Communicate Honestly
You don’t have to be anxiety-free to be in a healthy relationship, but you do need to be honest. Let your partner in on what’s happening. Say things like, “Sometimes I get anxious and need a little extra reassurance. I’m working on it, but I want you to know what’s going on.”

Practice Self-Soothing
Your partner can support you, but they can’t be your therapist or your only source of emotional regulation. Learn tools like deep breathing, journaling, or grounding exercises to help you manage anxious moments on your own.
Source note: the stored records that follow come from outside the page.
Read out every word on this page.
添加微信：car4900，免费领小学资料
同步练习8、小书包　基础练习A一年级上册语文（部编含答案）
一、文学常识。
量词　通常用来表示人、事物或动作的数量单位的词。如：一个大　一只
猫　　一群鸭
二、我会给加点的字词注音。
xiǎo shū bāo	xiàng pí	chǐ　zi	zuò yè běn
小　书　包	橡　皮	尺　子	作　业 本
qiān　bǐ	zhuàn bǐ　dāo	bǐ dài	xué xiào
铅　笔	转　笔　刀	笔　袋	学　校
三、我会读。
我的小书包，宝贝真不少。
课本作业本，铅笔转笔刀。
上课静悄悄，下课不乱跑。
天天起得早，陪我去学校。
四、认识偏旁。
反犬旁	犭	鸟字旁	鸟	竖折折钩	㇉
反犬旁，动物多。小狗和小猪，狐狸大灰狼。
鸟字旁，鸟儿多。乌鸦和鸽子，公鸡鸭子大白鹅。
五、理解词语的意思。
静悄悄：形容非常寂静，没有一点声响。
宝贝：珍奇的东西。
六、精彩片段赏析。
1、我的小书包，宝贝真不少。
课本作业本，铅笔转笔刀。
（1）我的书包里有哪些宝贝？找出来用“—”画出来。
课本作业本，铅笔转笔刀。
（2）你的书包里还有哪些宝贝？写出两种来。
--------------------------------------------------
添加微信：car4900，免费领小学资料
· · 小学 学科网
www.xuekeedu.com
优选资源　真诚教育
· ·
Challenge Anxious Thoughts
Not every thought deserves your trust. When anxiety says, “They’re going to leave,” try to pause and ask, “What evidence do I have for that? What would I say to a friend in this situation?”

Consider Therapy
Therapy is one of the best ways to work through relationship anxiety. Whether it’s individual or couples therapy, having a space to unpack your patterns and develop healthier ways of relating is a game changer.

Final Thoughts

If you see yourself in this post, know that you’re not alone, and you’re not broken. Anxiety is a very human response to uncertainty, and relationships are full of uncertainty. But that doesn’t mean you’re doomed to push people away or feel perpetually unsafe.

With awareness, support, and a little inner work, it’s absolutely possible to have a connected, secure relationship, even if your anxiety likes to whisper otherwise. You’re worthy of love, exactly as you are.